Buruk galibiyet - Ali Ece (Fanatik)
Hafta sonu kongrede yaşanan saçmalıkların bu maça yansıması kaçınılmazdı. Beşiktaş iyi başladığı maçta biraz da tribünlerdeki bölünmüşlüğünden etkilendi. Burada tribünde protesto eden ya da etmeyen kimseyi eleştirmiyorum çünkü mevcut Beşiktaş başkanı çok önce taraftarı müşteriye indirgedi. Vida bir kez daha çok sağlam bir stoper performansı sergiledi. Llajic tekniğini konuştururken kreatif katkısını verdi. Atiba zaten doğuştan profesyonellik abidesi, Dorukhan da ona ayak uydurarak gelişiyor. Burak Yılmaz’ın sürekli pozisyon gelişmesini sağlayan hareketliliği takdire şayan. Adriano keşke daha genç olsaydı! Karius, çıkışını sürdürüyor. Bakalım ikinci bir feda sezonu yaşanırsa bu iyi omurgadan geriye ne kalacak?
Gecenin sorusu
Beşiktaş geçen hafta derbide bu maçtaki 11 ile başlasaydı, halen şampiyonluk yarışının içinde olmaz mıydı?
Maçın starı
Adriano keşke Atiba ile beraber Beşiktaş altyapısında görev alsa... Quaresma da goldeki vuruş tekniğini gençlere öğretse...
Maçın olayı
Tribünlerin kafa ve tezahürat karışıklığı. Tarihte ilk kez bir yönetim seçildiğinin ertesi günü bir kısım taraftar tarafından istifaya davet edildi. Bir başka kısmı onları ıslıkladı.
Kısa mesaj
Bu karmaşık atmosferde bile sözleşmesinin profesyonel karşılığını tam olarak alamasa da performans olarak %100 profesyonel davranan Beşiktaşlı oyuncuları kutlamak gerek.

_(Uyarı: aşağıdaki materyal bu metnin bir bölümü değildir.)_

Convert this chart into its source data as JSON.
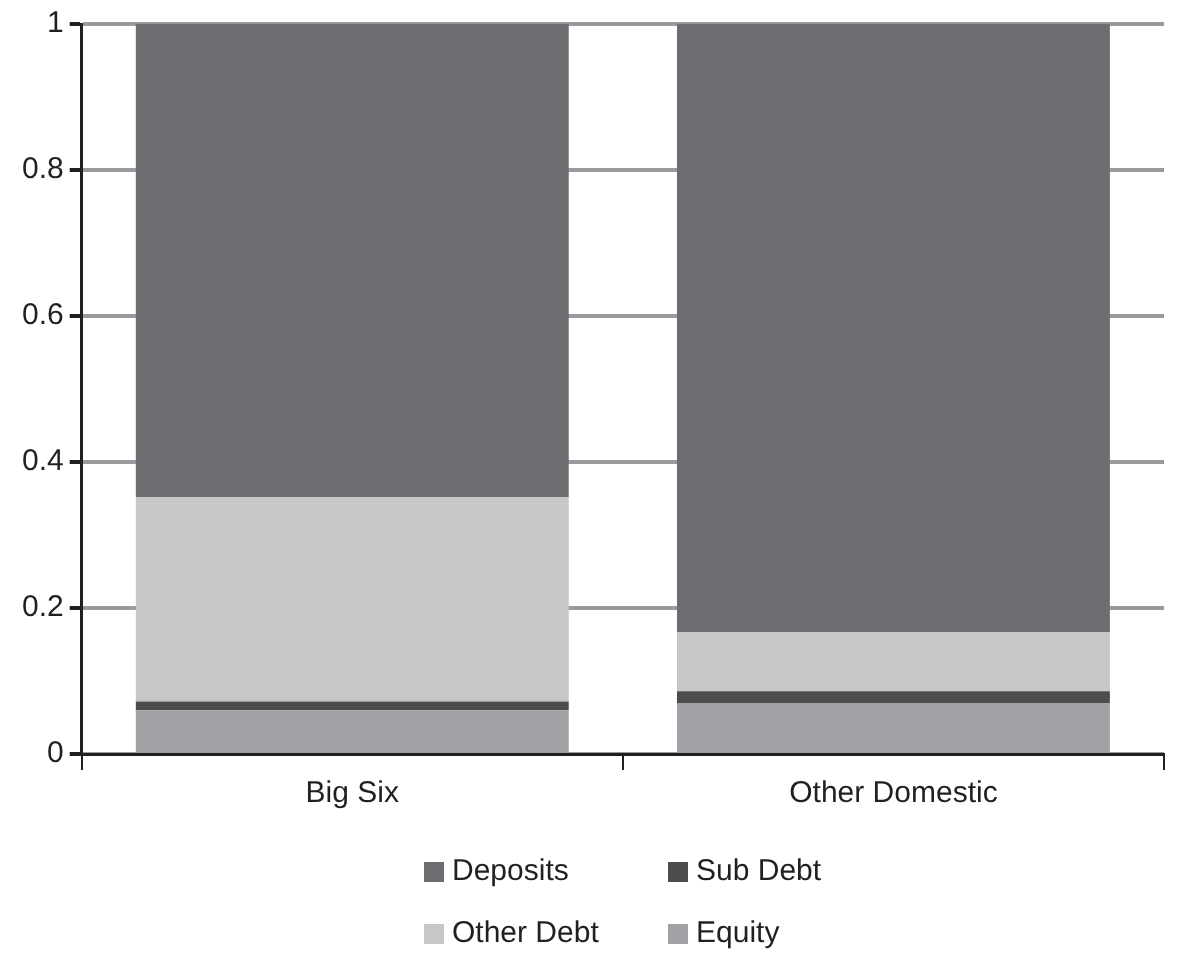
{
  "chart_data": {
    "type": "bar",
    "stacked": true,
    "categories": [
      "Big Six",
      "Other Domestic"
    ],
    "series": [
      {
        "name": "Equity",
        "color": "#a1a2a5",
        "values": [
          0.06,
          0.07
        ]
      },
      {
        "name": "Sub Debt",
        "color": "#4d4d4f",
        "values": [
          0.012,
          0.016
        ]
      },
      {
        "name": "Other Debt",
        "color": "#c6c7c9",
        "values": [
          0.28,
          0.081
        ]
      },
      {
        "name": "Deposits",
        "color": "#6d6e71",
        "values": [
          0.648,
          0.833
        ]
      }
    ],
    "ylim": [
      0,
      1
    ],
    "yticks": [
      0,
      0.2,
      0.4,
      0.6,
      0.8,
      1
    ],
    "grid": "y",
    "legend": "bottom"
  }
}
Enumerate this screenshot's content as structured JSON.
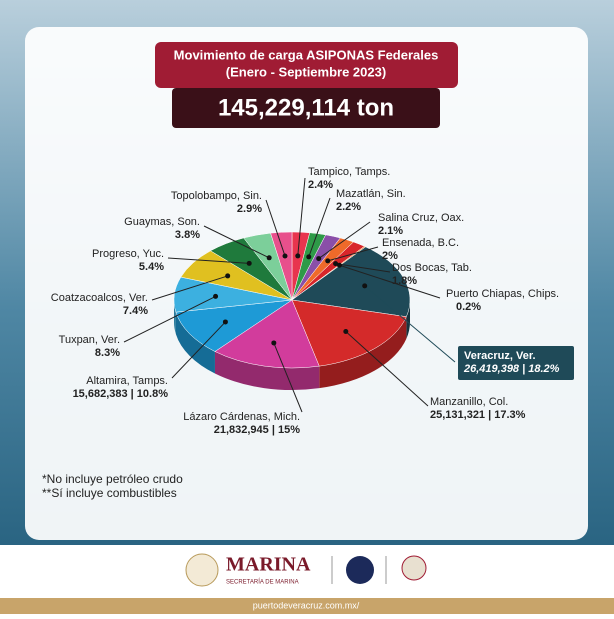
{
  "header": {
    "title_line1": "Movimiento de carga ASIPONAS Federales",
    "title_line2": "(Enero - Septiembre 2023)",
    "total": "145,229,114 ton"
  },
  "chart_data": {
    "type": "pie",
    "categories": [
      "Tampico, Tamps.",
      "Mazatlán, Sin.",
      "Salina Cruz, Oax.",
      "Ensenada, B.C.",
      "Dos Bocas, Tab.",
      "Puerto Chiapas, Chips.",
      "Veracruz, Ver.",
      "Manzanillo, Col.",
      "Lázaro Cárdenas, Mich.",
      "Altamira, Tamps.",
      "Tuxpan, Ver.",
      "Coatzacoalcos, Ver.",
      "Progreso, Yuc.",
      "Guaymas, Son.",
      "Topolobampo, Sin."
    ],
    "values": [
      2.4,
      2.2,
      2.1,
      2,
      1.8,
      0.2,
      18.2,
      17.3,
      15,
      10.8,
      8.3,
      7.4,
      5.4,
      3.8,
      2.9
    ],
    "value_labels": [
      "2.4%",
      "2.2%",
      "2.1%",
      "2%",
      "1.8%",
      "0.2%",
      "26,419,398 | 18.2%",
      "25,131,321 | 17.3%",
      "21,832,945 | 15%",
      "15,682,383 | 10.8%",
      "8.3%",
      "7.4%",
      "5.4%",
      "3.8%",
      "2.9%"
    ],
    "colors": [
      "#e8344e",
      "#2e9a48",
      "#8a4fa8",
      "#ef6a2a",
      "#d8262a",
      "#f08a30",
      "#1f4a58",
      "#d42a2a",
      "#d23c9c",
      "#1e9ad6",
      "#3cb0e0",
      "#e0c020",
      "#1f7a3c",
      "#7ccf9a",
      "#e8508c"
    ]
  },
  "notes": [
    "*No incluye petróleo crudo",
    "**Sí incluye combustibles"
  ],
  "footer": {
    "brand": "MARINA",
    "subtitle": "SECRETARÍA DE MARINA",
    "url": "puertodeveracruz.com.mx/"
  }
}
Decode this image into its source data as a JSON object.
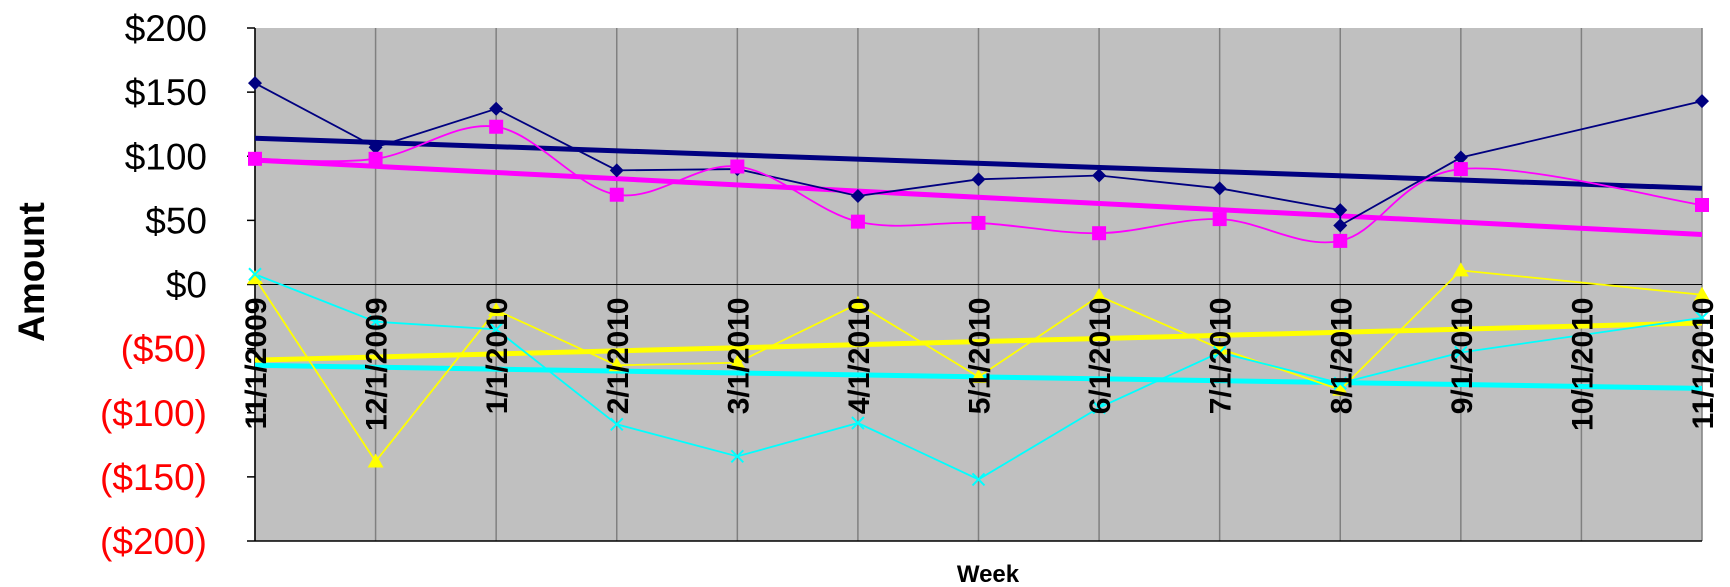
{
  "chart_data": {
    "type": "line",
    "xlabel": "Week",
    "ylabel": "Amount",
    "ylim": [
      -200,
      200
    ],
    "grid": true,
    "plot_background": "#c0c0c0",
    "negative_tick_color": "#ff0000",
    "x": [
      "11/1/2009",
      "12/1/2009",
      "1/1/2010",
      "2/1/2010",
      "3/1/2010",
      "4/1/2010",
      "5/1/2010",
      "6/1/2010",
      "7/1/2010",
      "8/1/2010",
      "9/1/2010",
      "10/1/2010",
      "11/1/2010"
    ],
    "y_ticks": [
      {
        "value": 200,
        "label": "$200"
      },
      {
        "value": 150,
        "label": "$150"
      },
      {
        "value": 100,
        "label": "$100"
      },
      {
        "value": 50,
        "label": "$50"
      },
      {
        "value": 0,
        "label": "$0"
      },
      {
        "value": -50,
        "label": "($50)"
      },
      {
        "value": -100,
        "label": "($100)"
      },
      {
        "value": -150,
        "label": "($150)"
      },
      {
        "value": -200,
        "label": "($200)"
      }
    ],
    "series": [
      {
        "color": "#000080",
        "marker": "diamond",
        "smooth": false,
        "points": [
          [
            0,
            157
          ],
          [
            1,
            107
          ],
          [
            2,
            137
          ],
          [
            3,
            89
          ],
          [
            4,
            90
          ],
          [
            5,
            69
          ],
          [
            6,
            82
          ],
          [
            7,
            85
          ],
          [
            8,
            75
          ],
          [
            9,
            58
          ],
          [
            9,
            46
          ],
          [
            10,
            99
          ],
          [
            12,
            143
          ]
        ],
        "trend": [
          114,
          75
        ]
      },
      {
        "color": "#ff00ff",
        "marker": "square",
        "smooth": true,
        "points": [
          [
            0,
            98
          ],
          [
            1,
            98
          ],
          [
            2,
            123
          ],
          [
            3,
            70
          ],
          [
            4,
            92
          ],
          [
            5,
            49
          ],
          [
            6,
            48
          ],
          [
            7,
            40
          ],
          [
            8,
            51
          ],
          [
            9,
            34
          ],
          [
            10,
            90
          ],
          [
            12,
            62
          ]
        ],
        "trend": [
          97,
          39
        ]
      },
      {
        "color": "#ffff00",
        "marker": "triangle",
        "smooth": false,
        "points": [
          [
            0,
            5
          ],
          [
            1,
            -138
          ],
          [
            2,
            -20
          ],
          [
            3,
            -63
          ],
          [
            4,
            -61
          ],
          [
            5,
            -15
          ],
          [
            6,
            -72
          ],
          [
            7,
            -9
          ],
          [
            8,
            -50
          ],
          [
            9,
            -82
          ],
          [
            10,
            11
          ],
          [
            12,
            -8
          ]
        ],
        "trend": [
          -59,
          -30
        ]
      },
      {
        "color": "#00ffff",
        "marker": "x",
        "smooth": false,
        "points": [
          [
            0,
            8
          ],
          [
            1,
            -29
          ],
          [
            2,
            -35
          ],
          [
            3,
            -109
          ],
          [
            4,
            -134
          ],
          [
            5,
            -108
          ],
          [
            6,
            -152
          ],
          [
            7,
            -96
          ],
          [
            8,
            -53
          ],
          [
            9,
            -77
          ],
          [
            10,
            -53
          ],
          [
            12,
            -26
          ]
        ],
        "trend": [
          -63,
          -81
        ]
      }
    ]
  }
}
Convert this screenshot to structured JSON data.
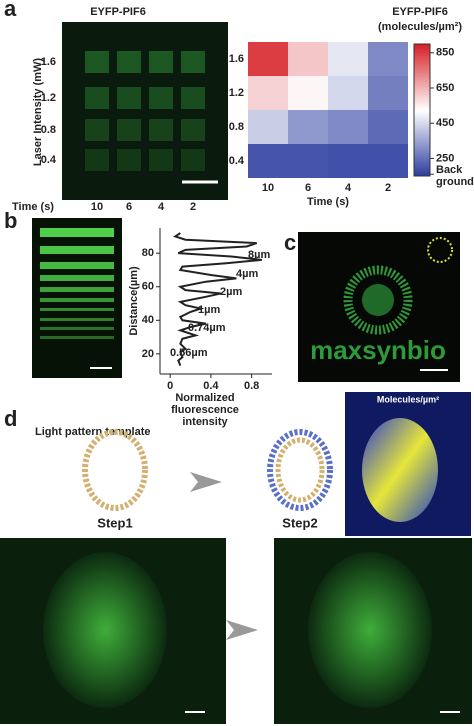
{
  "panels": {
    "a": {
      "letter": "a",
      "image_title": "EYFP-PIF6",
      "y_label": "Laser Intensity (mW)",
      "y_ticks": [
        "1.6",
        "1.2",
        "0.8",
        "0.4"
      ],
      "x_label": "Time (s)",
      "x_ticks": [
        "10",
        "6",
        "4",
        "2"
      ]
    },
    "b": {
      "letter": "b"
    },
    "c": {
      "letter": "c",
      "logo_text": "maxsynbio"
    },
    "d": {
      "letter": "d",
      "template_label": "Light pattern template",
      "step1": "Step1",
      "step2": "Step2",
      "colorbar_label": "Molecules/µm²"
    }
  },
  "chart_data": [
    {
      "type": "heatmap",
      "title": "EYFP-PIF6",
      "subtitle": "(molecules/µm²)",
      "categories": [
        "10",
        "6",
        "4",
        "2"
      ],
      "rows": [
        "1.6",
        "1.2",
        "0.8",
        "0.4"
      ],
      "xlabel": "Time (s)",
      "values": [
        [
          850,
          620,
          480,
          300
        ],
        [
          600,
          540,
          450,
          280
        ],
        [
          430,
          330,
          300,
          240
        ],
        [
          200,
          200,
          190,
          190
        ]
      ],
      "clim": [
        150,
        900
      ],
      "cticks": [
        850,
        650,
        450,
        250,
        {
          "value": 160,
          "label": "Back ground"
        }
      ],
      "colormap": [
        "#2a3b9e",
        "#ffffff",
        "#d61f26"
      ]
    },
    {
      "type": "line",
      "ylabel": "Distance(µm)",
      "xlabel": "Normalized fluorescence intensity",
      "x": [
        0.1,
        0.05,
        0.15,
        0.85,
        0.75,
        0.15,
        0.08,
        0.6,
        0.9,
        0.55,
        0.12,
        0.1,
        0.4,
        0.65,
        0.35,
        0.1,
        0.15,
        0.5,
        0.35,
        0.1,
        0.15,
        0.3,
        0.2,
        0.1,
        0.12,
        0.35,
        0.2,
        0.1,
        0.25,
        0.12,
        0.1,
        0.15,
        0.1,
        0.12,
        0.08,
        0.1
      ],
      "values": [
        92,
        90,
        88,
        86,
        84,
        82,
        80,
        78,
        76,
        74,
        72,
        70,
        67,
        65,
        63,
        60,
        58,
        56,
        54,
        51,
        49,
        47,
        45,
        42,
        40,
        38,
        36,
        34,
        31,
        29,
        26,
        23,
        21,
        18,
        16,
        13
      ],
      "color": "#222222",
      "xlim": [
        -0.1,
        1.0
      ],
      "ylim": [
        8,
        95
      ],
      "xticks": [
        0,
        0.4,
        0.8
      ],
      "yticks": [
        20,
        40,
        60,
        80
      ],
      "annotations": [
        "8µm",
        "4µm",
        "2µm",
        "1µm",
        "0.74µm",
        "0.56µm"
      ]
    }
  ]
}
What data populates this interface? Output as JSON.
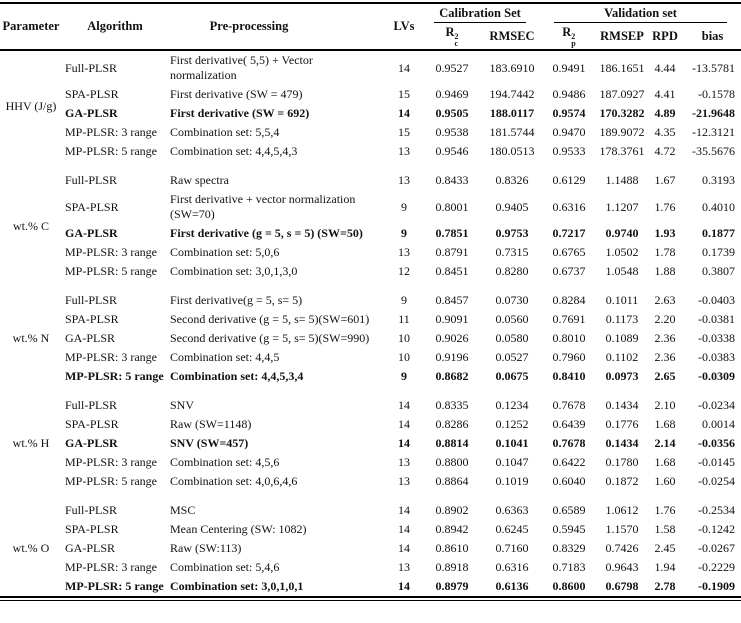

Penaltı verse daha doğruydu - Deniz Çoban (Fanatik)
Çakır ve ekibi başarılı sayılabilecek bir performans sergiledi. Maç sonunda, sonuca tesir edecek bir hakem hatası olmadı.
Çakır 3 kez elini cebine attı, gösterdiği sarı kartlarda haklıydı. Bu maçtaki performansıyla MHK’nın de elini rahatlattı.
Çünkü hakem adına yaşanabilecek bir olumsuzlukta önümüzdeki hafta oynanacak ligin kader maçı Galatasaray- Başakşehir maçına atanmasını tartışmalı hale getirebilirdi. Bu maçta belki de hakem adına tartışabilecek tek pozisyon 25. dakikadaki Caner-Welinton arasındaki mücadeleydi. Caner ayağını şut atmak için savurduğunda Welinton ayağını Caner’in savrulan ayağının önüne engel olarak koydu. Çözülmesi çok kolay bir pozisyon değildi ama penaltı kararı verilse daha doğru olurdu.
Quaresma keşke hep böyle oynasa - Ahmet Çakar (Sabah)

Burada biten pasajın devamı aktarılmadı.